When I was a kid I was fascinated with Virginia City, Nevada. I loved the hills, the old buildings, the wooden sidewalks, the sweet shop, the sarsaparilla, the jewelry stores, the history of gold miners, pretty much everything except the dirt and heat.
During one visit I talked my grandparents into buying me a chance to pan for gold in a pre-set tourist trough. I lost interest pretty quickly as I didn’t have the patience to twirl and sift and rinse over and over again in the hopes of taking home a few tiny specks of gold dust.
t wasn’t until decades later that I learned about my maternal great, great, great, great-grandfather’s journey from Massachusetts to California to join the gold rush of 1849. Grandpa Henry did quite well and owned several pocket mines (large quantities of gold found in quartz).

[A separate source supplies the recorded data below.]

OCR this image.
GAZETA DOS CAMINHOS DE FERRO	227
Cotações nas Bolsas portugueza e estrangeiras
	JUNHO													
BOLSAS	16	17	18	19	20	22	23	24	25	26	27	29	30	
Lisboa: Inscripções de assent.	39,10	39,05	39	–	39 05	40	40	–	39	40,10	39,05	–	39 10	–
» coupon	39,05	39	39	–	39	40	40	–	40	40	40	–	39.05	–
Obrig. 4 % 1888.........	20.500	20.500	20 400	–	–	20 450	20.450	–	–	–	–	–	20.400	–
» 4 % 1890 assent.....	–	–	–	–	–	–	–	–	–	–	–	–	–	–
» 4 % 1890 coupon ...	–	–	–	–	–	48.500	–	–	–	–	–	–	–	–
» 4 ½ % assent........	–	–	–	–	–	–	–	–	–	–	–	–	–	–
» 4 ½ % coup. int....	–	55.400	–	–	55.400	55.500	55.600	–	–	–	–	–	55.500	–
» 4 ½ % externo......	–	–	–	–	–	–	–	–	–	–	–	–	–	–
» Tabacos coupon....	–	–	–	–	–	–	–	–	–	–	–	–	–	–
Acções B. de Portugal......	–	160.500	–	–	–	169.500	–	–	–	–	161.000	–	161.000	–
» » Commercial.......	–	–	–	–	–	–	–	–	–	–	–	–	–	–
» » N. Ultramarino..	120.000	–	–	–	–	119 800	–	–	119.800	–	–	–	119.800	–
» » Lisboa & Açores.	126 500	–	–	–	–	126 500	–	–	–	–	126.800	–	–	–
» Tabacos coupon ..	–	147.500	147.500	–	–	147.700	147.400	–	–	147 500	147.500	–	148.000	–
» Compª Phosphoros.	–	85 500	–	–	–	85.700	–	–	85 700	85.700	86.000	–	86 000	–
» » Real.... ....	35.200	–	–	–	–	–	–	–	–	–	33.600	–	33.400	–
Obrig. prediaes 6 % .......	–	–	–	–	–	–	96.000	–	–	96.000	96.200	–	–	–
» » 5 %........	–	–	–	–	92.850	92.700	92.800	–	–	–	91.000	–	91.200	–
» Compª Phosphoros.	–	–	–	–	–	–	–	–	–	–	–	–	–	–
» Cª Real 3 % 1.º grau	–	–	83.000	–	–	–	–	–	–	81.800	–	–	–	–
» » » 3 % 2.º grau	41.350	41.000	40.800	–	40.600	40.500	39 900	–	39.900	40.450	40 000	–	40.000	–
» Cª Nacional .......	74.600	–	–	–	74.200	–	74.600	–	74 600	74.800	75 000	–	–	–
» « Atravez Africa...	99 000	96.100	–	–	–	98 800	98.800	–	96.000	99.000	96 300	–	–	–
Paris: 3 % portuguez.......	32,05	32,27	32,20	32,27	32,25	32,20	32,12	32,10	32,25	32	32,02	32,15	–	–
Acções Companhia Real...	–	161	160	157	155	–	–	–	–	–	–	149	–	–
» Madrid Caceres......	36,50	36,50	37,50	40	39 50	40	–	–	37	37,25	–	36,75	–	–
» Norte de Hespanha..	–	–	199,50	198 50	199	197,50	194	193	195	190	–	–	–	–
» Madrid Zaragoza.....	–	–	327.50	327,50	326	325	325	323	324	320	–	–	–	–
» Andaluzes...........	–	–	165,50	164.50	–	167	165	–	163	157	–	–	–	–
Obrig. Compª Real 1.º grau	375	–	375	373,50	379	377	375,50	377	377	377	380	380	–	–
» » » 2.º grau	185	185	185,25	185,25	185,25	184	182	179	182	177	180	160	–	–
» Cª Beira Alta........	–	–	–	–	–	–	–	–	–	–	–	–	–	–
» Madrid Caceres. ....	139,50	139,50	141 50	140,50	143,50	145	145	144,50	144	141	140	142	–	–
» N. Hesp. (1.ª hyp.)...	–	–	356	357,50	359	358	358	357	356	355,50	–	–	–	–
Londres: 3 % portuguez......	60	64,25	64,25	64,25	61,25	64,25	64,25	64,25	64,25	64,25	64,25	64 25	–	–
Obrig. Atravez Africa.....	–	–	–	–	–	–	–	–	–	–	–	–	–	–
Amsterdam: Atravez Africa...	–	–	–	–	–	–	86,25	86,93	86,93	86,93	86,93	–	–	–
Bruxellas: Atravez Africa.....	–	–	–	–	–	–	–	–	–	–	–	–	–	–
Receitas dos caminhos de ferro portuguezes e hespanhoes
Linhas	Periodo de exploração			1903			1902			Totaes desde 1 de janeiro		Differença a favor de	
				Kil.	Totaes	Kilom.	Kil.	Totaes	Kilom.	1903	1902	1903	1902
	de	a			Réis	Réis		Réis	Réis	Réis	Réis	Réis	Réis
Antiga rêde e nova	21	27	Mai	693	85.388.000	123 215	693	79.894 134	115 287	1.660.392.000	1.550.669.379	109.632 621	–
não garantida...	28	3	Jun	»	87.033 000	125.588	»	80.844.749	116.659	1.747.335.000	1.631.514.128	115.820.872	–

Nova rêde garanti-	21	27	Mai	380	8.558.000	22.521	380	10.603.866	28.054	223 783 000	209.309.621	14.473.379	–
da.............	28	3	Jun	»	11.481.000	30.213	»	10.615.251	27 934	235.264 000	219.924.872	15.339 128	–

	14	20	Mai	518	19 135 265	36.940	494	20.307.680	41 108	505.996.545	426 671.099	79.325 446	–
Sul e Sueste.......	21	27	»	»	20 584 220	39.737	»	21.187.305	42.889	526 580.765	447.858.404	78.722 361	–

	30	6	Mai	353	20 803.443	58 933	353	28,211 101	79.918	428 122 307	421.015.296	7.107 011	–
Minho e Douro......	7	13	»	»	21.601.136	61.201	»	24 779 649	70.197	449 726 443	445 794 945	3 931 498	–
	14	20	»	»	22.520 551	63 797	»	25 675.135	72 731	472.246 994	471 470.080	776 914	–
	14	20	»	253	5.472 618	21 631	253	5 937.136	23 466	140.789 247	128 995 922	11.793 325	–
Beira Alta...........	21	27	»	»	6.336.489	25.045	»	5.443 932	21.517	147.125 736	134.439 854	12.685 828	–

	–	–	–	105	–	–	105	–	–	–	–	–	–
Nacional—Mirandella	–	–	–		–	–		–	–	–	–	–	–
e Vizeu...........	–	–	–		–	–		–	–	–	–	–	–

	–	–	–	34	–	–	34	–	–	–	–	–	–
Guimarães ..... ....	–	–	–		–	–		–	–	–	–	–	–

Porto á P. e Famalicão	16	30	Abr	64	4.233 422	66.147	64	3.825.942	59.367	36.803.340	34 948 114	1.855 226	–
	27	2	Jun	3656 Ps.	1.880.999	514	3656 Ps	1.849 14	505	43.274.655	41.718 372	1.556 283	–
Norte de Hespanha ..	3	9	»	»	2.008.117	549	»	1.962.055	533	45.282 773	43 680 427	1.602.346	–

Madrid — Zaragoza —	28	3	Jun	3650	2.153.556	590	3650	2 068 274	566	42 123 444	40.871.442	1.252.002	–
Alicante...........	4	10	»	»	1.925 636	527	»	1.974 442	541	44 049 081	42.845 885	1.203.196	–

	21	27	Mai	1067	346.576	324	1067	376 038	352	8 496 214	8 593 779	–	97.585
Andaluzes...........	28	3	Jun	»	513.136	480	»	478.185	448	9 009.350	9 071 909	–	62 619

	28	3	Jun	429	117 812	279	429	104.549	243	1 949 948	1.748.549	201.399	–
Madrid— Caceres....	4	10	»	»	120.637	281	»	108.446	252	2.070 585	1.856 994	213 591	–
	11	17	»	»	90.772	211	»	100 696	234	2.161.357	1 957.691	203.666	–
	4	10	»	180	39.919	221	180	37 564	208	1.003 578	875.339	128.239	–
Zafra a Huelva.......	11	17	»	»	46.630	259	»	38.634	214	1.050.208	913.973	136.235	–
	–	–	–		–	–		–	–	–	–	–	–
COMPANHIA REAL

This week I discovered that my paternal grandparents were involved in mining as well, but in the 20th century. My grandpa Bernie worked for the Idaho-Maryland Mine in Grass Valley, California. Unlike Grandpa Henry, Grandpa Bernie was a worker, not an owner, so neither he nor his family’s fortunes were made from the mines; I suspect that he barely made a living.
The mines has been closed for decades, but there is a movement to reopen the Idaho-Maryland as there is apparently a lot of gold left to harvest. This is a very controversial idea in the area for lots of reasons.
I visited the Empire Mine, and saw the giant Ferris wheel like structure, the Pelton Wheel, that moved the water needed for the mining operations. When he was a kid, my uncle and his cousins used to climb on the wheel to make it turn. This was long before the county took over, covered and surrounded the wheel with a museum.
The mining history from both sides of my family makes a lot of sense given how long my family has lived in the state, but I do wish that I had had some sense of this when I was a kid in school learning about California history. If so, I might have retained more of the lessons.